A photograph may set off a chain reaction – recollections of my boys when they were younger – on their bicycles or playing in the old yard. A line in a book or a scene on television may transport me to a time and place ages ago – to an event, to a feeling, and even the familiar tumble down the rabbit hole of disbelief when I look at my life. At what I find strange, and what I find wondrous.
I think about my boys, my marriage, the years that have followed. And I’m weepy.
I think about the future, and I’m wistful.
I consider myself fortunate; I feel relief, I feel pride, I feel appreciation. An important finish line is within view. My kids are alright. They’re better than alright.
Generally, I’m more comfortable with a flippant response, or maintaining a certain remove from the depth of my emotions. But this morning I swam in my own sentimental sap, sitting at a school function that was not graduation. You know, one of those year-end events with no discernible purpose, but we nonetheless show up. As parents, often, it’s just about showing up.
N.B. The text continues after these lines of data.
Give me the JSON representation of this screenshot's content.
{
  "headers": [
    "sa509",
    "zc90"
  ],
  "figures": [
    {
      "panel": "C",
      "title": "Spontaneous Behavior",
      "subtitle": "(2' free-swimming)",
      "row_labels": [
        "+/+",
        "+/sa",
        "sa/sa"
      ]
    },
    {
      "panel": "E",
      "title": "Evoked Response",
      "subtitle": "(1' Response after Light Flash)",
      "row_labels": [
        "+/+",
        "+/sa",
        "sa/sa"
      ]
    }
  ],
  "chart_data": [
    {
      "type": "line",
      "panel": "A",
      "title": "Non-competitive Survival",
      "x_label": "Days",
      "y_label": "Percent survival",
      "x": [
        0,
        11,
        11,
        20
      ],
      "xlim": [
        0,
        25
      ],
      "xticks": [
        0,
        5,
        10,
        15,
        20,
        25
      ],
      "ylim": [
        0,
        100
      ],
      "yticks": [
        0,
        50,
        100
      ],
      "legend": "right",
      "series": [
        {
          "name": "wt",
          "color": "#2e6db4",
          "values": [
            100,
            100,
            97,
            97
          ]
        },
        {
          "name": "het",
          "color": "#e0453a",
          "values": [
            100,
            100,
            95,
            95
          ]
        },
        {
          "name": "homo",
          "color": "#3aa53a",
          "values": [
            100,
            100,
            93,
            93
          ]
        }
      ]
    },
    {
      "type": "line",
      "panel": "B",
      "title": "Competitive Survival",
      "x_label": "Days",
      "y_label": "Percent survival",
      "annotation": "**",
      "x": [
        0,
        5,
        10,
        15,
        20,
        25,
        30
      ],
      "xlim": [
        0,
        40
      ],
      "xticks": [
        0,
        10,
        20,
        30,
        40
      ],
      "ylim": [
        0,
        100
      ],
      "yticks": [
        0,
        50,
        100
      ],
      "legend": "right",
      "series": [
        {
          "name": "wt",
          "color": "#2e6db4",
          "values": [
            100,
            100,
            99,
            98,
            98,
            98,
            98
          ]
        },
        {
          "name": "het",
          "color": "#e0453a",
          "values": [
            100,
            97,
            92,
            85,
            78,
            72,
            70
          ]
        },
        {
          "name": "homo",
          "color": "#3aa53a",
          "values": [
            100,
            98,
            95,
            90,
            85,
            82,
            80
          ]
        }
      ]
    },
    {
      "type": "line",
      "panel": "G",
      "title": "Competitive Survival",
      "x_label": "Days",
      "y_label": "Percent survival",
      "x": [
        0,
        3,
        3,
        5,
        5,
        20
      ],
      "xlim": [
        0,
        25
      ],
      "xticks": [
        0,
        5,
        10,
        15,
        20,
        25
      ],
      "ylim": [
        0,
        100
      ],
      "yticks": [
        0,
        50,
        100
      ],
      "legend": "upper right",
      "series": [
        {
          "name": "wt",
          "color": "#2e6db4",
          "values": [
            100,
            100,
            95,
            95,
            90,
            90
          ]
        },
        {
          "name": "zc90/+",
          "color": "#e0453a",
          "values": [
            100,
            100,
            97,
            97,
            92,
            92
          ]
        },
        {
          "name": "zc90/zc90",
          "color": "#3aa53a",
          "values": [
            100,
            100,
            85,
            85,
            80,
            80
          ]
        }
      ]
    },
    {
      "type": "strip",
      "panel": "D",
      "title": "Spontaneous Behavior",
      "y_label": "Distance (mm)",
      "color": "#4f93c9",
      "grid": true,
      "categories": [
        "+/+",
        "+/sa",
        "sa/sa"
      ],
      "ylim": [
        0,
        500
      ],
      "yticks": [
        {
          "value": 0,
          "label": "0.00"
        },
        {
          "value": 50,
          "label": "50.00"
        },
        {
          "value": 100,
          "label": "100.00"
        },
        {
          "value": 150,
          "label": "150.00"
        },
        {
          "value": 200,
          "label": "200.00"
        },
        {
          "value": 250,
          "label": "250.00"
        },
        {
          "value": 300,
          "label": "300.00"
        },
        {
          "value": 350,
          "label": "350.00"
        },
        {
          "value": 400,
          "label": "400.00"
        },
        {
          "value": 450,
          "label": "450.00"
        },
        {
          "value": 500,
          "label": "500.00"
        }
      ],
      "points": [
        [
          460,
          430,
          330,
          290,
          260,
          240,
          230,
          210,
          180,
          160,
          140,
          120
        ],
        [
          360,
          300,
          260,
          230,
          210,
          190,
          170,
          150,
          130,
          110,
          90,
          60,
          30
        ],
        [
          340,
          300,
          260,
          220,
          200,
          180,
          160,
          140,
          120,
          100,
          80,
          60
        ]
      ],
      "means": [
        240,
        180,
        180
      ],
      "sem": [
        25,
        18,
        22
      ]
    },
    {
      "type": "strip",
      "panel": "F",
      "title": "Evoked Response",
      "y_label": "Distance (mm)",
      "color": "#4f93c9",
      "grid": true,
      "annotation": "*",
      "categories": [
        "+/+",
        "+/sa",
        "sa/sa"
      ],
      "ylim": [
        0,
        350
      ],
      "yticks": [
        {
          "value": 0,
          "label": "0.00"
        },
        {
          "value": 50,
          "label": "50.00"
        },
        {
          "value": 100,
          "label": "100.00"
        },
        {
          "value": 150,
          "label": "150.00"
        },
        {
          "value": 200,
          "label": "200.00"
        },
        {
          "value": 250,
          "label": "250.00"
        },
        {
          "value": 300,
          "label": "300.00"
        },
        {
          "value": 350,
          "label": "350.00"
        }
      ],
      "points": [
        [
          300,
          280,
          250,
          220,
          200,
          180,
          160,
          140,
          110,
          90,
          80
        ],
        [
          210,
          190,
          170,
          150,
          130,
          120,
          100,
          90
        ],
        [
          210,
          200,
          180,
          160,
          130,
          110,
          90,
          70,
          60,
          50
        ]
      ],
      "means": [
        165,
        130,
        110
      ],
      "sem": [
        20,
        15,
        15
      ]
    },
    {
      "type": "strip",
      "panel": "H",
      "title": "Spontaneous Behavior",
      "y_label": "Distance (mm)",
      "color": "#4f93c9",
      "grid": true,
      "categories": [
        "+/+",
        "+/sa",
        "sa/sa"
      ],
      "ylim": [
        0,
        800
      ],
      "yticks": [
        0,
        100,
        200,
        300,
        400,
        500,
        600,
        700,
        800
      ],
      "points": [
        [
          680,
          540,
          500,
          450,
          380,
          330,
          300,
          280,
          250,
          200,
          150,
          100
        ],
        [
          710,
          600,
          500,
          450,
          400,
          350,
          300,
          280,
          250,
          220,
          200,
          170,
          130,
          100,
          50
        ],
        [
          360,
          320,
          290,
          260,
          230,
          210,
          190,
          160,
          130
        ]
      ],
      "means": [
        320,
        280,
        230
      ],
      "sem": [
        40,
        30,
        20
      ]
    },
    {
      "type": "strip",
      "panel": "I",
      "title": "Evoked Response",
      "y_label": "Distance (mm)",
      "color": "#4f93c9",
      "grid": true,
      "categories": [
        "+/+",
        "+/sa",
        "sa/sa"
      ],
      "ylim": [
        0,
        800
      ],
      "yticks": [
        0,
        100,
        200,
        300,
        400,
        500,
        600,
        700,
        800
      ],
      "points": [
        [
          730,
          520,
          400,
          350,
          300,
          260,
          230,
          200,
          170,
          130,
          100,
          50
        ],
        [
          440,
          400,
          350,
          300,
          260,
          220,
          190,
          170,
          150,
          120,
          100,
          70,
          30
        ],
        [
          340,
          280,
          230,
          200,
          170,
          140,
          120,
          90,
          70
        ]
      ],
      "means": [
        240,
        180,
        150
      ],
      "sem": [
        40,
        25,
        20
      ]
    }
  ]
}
The principal spoke. Kids gave speeches. The adults fidgeted on wooden bleachers while the students squirmed in seats on the gym floor. But we were there – hot, tired, and dutifully present – turning off cell phones, snapping pictures, recording videos, and applauding our kids.
Looking at success
And I fought back tears.
I fought back tears when I saw all those young faces. I fought back tears as we saluted the flag. I fought back tears as I listened to a boy tell of the grandmother who raised him. I fought back tears when a student reminded us of Edison’s take on achievement; it wasn’t one thousand failures that came before the light bulb, it was one thousand steps to successful invention.
And now, at home, I find myself at an utter loss for words.
Instead, I’m tearing up. Again.
So call me a sentimental fool as I yield the floor, surrender my masks, acquiesce to emotion, and offer a round of applause to all of us in the midst of this wild adventure. To the mothers and fathers and aunts and uncles and grandparents who show up. To the teachers and administrators and counselors who give so much with little recognition.
And I marvel at our children – at their energy, their perseverance, their willingness to work hard. And despite everything – their astonishing optimism, which will serve them well.